22 de fevereiro de 2010

Pra pisar no chão do inferno.

(Posso dizer que estou livre porque meu pacote foi completo).

1 -
Domingo sinistro nas ventas. O dia mais longo do ano de 2010. Por algum mistério do maldito cosmos é assim que estão todos. A amiga que terminou seu romance, a outra amiga com sua intensidade interna em conflito com seu instinto de preservação e o amigo que, do contra, mas cheio de sentido, se sente bem pela possibilidade de um futuro verdadeiramente novo. Estamos todos lá. Fazemos firulas e implicamos uns com os outros. Por prazer e intimidade.
2 -
O motivo da reunião é nobilíssimo: uma criança que comemora. Cerveja e salgadinhos pros adultos e escorrega e trepa-trepa pras crianças. Um equilíbrio quase perfeito. Claro que há muitas ironias no ar. A tristeza de um casal que finge não ter tristeza, a ruiva-falsa e sua mudança de data de retorno, a mulher mais bonita que é lésbica e nunca olharia pra mim - mesmo que olhe de um jeito que não é o que eu gostaria.
3 -
Mas não importa. Estamos no mundo e ele gira cheio de crueldades. Reparar em flores é sempre uma fraqueza: pra mim, pra nós e pro ser mais poderoso da terra. Em outras palavras: o mundo só gira porque não repara nas flores.
4 -
Volto antes da expectativa. Eles reclamam e argumentam que agora é a hora: a maioria irá embora e haverá cerveja e maconha. Concordo com o bom argumento, mas volto mesmo assim. Ando com uma gravata de Carnaval pelas ruas. Gravata da festa e que pus pela festa. Vermelha de bolinhas amarelas. Passo em frente a uma casa e abaixo a cabeça. A ironia é eterna e o mundo é cheio de gracinhas.
5 -
Decido que devo tocar o chão do inferno. Se a loucura existe eu não posso a ignorar. Na caminhada decido que vou até o fim. Farei o circuito, me entregarei na mão de um monte de trágicos-palhaços e dormirei bem morto hoje. A morte, ainda que me pareça terrível, pode ser a paz.
6 -
Estratégia feita e Coimbra na fita.

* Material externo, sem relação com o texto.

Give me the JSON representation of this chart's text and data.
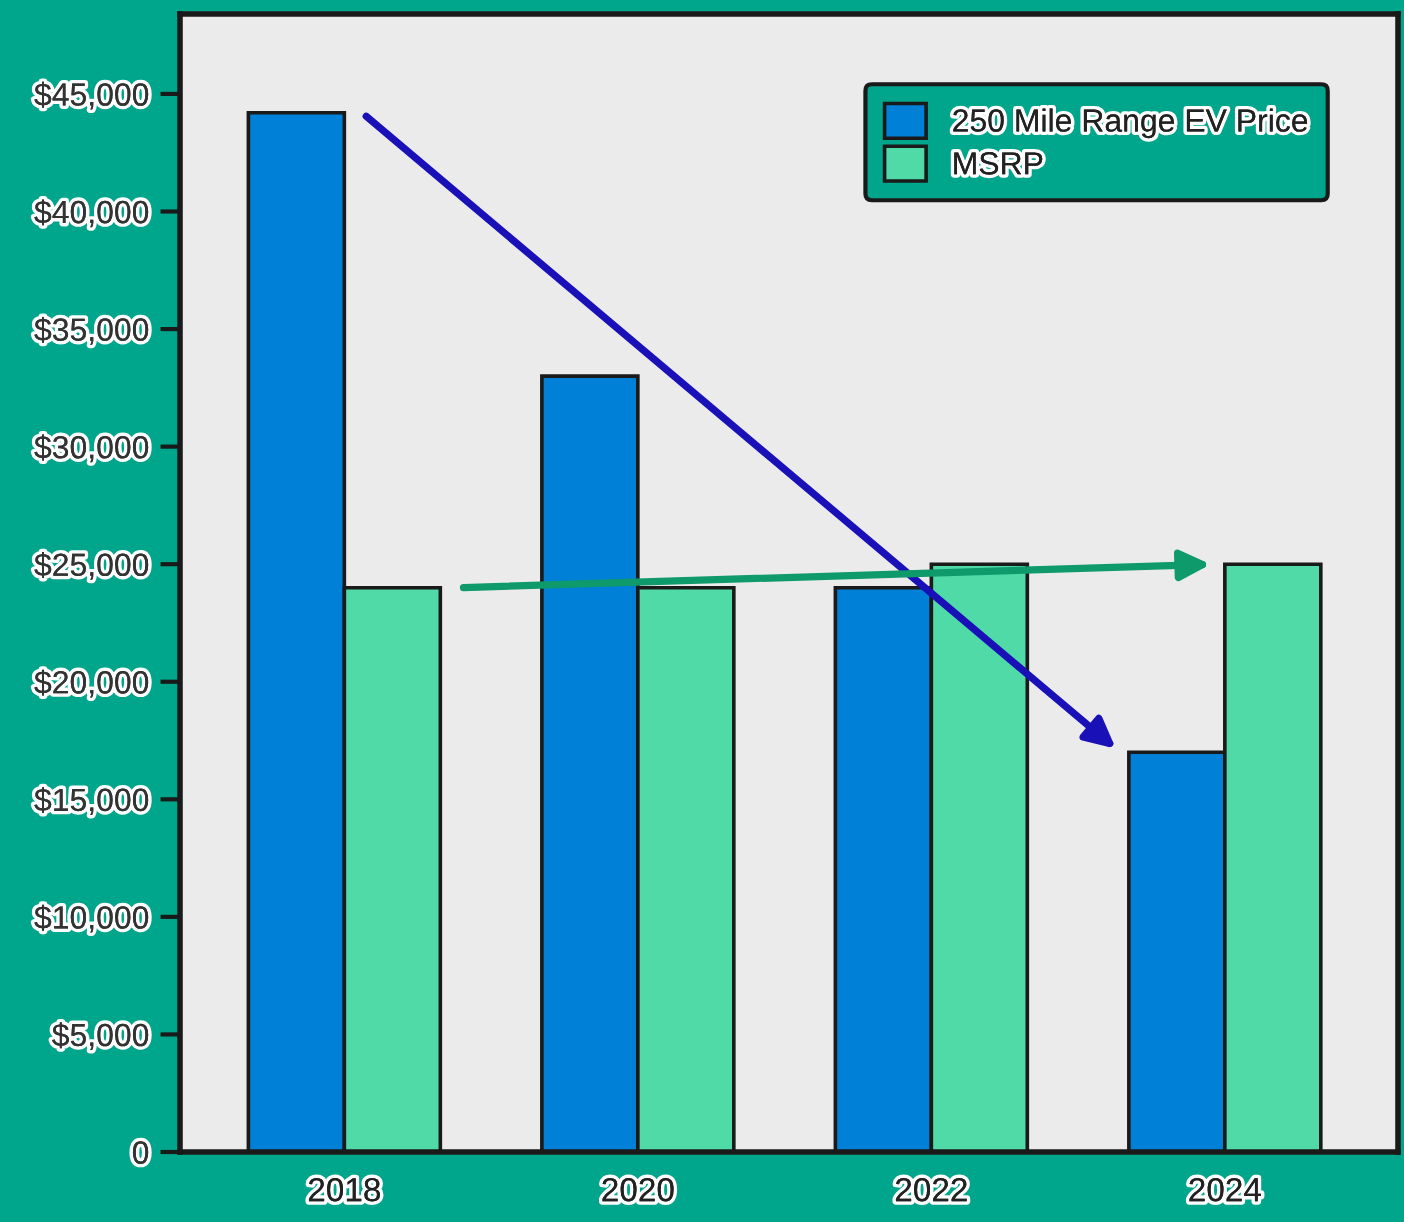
{
  "chart_data": {
    "type": "bar",
    "categories": [
      "2018",
      "2020",
      "2022",
      "2024"
    ],
    "series": [
      {
        "name": "250 Mile Range EV Price",
        "color": "#0080d6",
        "values": [
          44200,
          33000,
          24000,
          17000
        ]
      },
      {
        "name": "MSRP",
        "color": "#4fdaa8",
        "values": [
          24000,
          24000,
          25000,
          25000
        ]
      }
    ],
    "ylim": [
      0,
      48400
    ],
    "yticks": [
      0,
      {
        "value": 5000,
        "label": "$5,000"
      },
      {
        "value": 10000,
        "label": "$10,000"
      },
      {
        "value": 15000,
        "label": "$15,000"
      },
      {
        "value": 20000,
        "label": "$20,000"
      },
      {
        "value": 25000,
        "label": "$25,000"
      },
      {
        "value": 30000,
        "label": "$30,000"
      },
      {
        "value": 35000,
        "label": "$35,000"
      },
      {
        "value": 40000,
        "label": "$40,000"
      },
      {
        "value": 45000,
        "label": "$45,000"
      }
    ],
    "legend": "top right"
  }
}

Faz anos que não vou lá e por isso hoje eu vou. Vou mijar na privada mais nojenta da Z. Sul e vejo as marcas de merdas de vidas passadas. Tento, como um herói sem um dragão, limpar, com o jato do meu mijo amarelo, a bosta ressecada e marrom que está incrustada na louça. Perco a tentativa e assumo que a bosta incrustada é a vencedora. Bebo uma aqui e levo o resto pra casa.
7 -
Bebendo no Coimbra penso em 3 coisas e leio o papel sobre Jesus que fala sobre ovelhas que recebi no meio do caminho. Reparo no jogo de cartas dos caras e acho que é melhor mesmo eu não saber jogar o que eles jogam. Acendo um cigarro pra ver se a lei anti-fumo já chegou aqui e fico contente ao saber que não. Respiro fundo e sinto o cheiro de mijo de cachorro misturado com amônia que prevalece no bar.

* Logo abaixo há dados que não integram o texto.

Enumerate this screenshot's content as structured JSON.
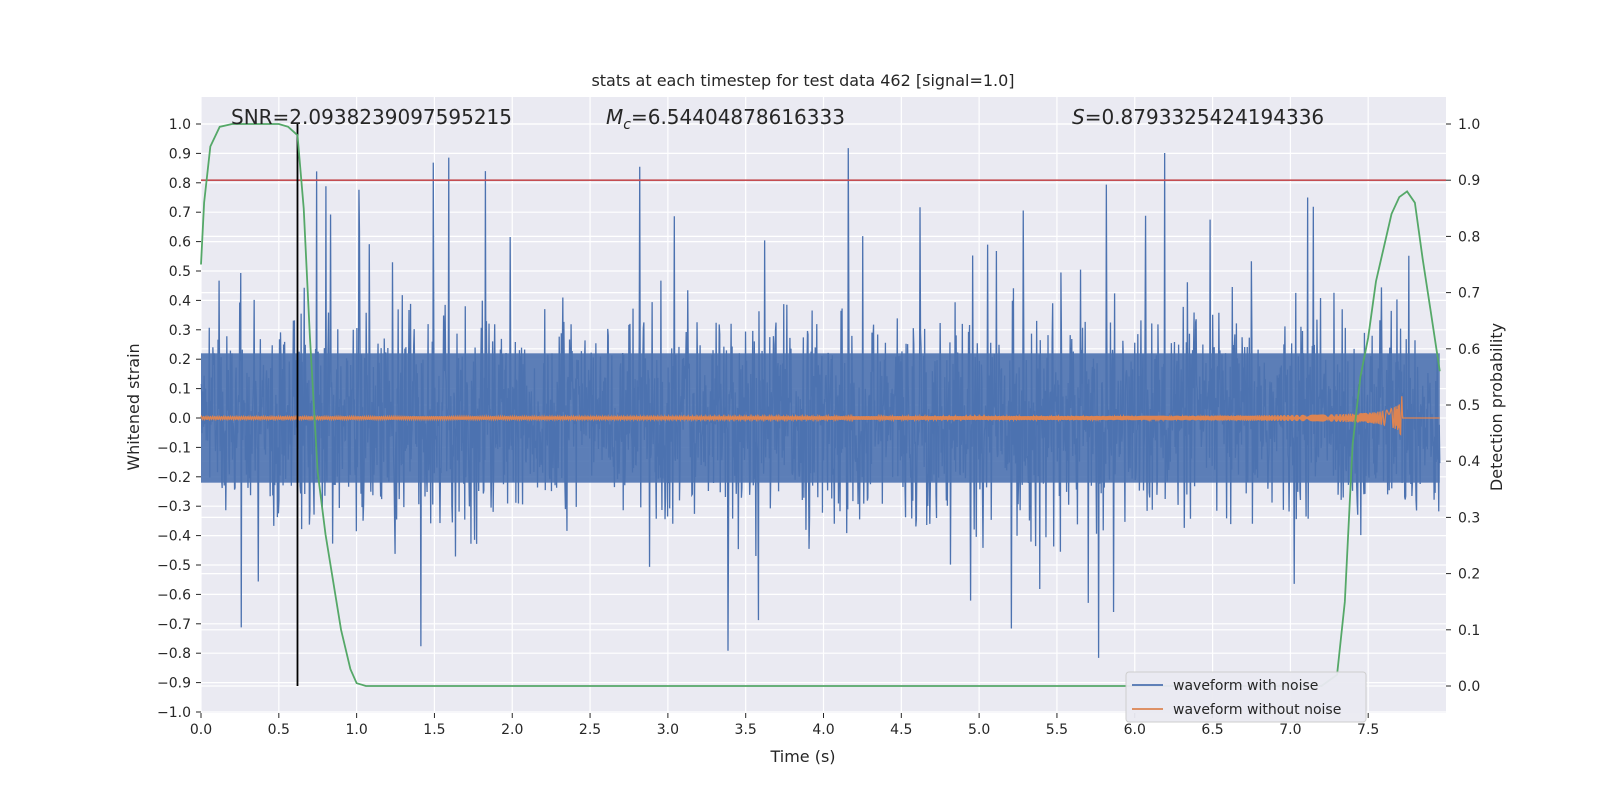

As baratinhas passeiam por perto, mas não as deixo passear pelo meu copo. Eu é que mando. Sou um local, um caiçara. Peço o saquinho pras cervejas que levo e ouço a velha e repetida piada machista. Ok, se eu sei do se trata, eu topo.
8 -
Em casa o arquivo aberto e uma ou outra navegada na Internet. Nenhuma novidade e nenhum milagre, infelizmente. Decido o sabor da pizza, mas seguro o pedido. Quando eu for comer é pra dormir. Abro pela primeira vez a agenda/2010, faço uma lista fria e preparo meu dia de amanhã: incluo horário pra acordar e caminhada.
Espero que eu siga a lista. Ela é fria, mas tem bom senso. Decido terminar meu whiskey entre uma cerveja e outra. Como uma despedida com cara de até logo.
9 -
O dia foi longo, mas foi o que poderia ser. É estúpido esperar milagres em paisagens desertas. As coisas são lentas e fatais. "Um dia depois do outro", como diz o velho Buk querendo ser mais razoável e dividido pela briga entre o velho que tá pra morrer e a vitalidade que se sente na alma, mas não no corpo. Porque o corpo, querrendo ou não, sempre envelhece pela ação do tempo.
10 -
Já que todos falaram, eu repito também. É amanhã que o ano começa. Primeira segunda pós Carnaval é a explicação/consolo pra todos que sentem cansaço e outras tristezas discretas. Por isso a lista e os planos repetidos.
O ano não começou e só começará amanhã. Amanhã será bem melhor. É sempre bom pensar assim.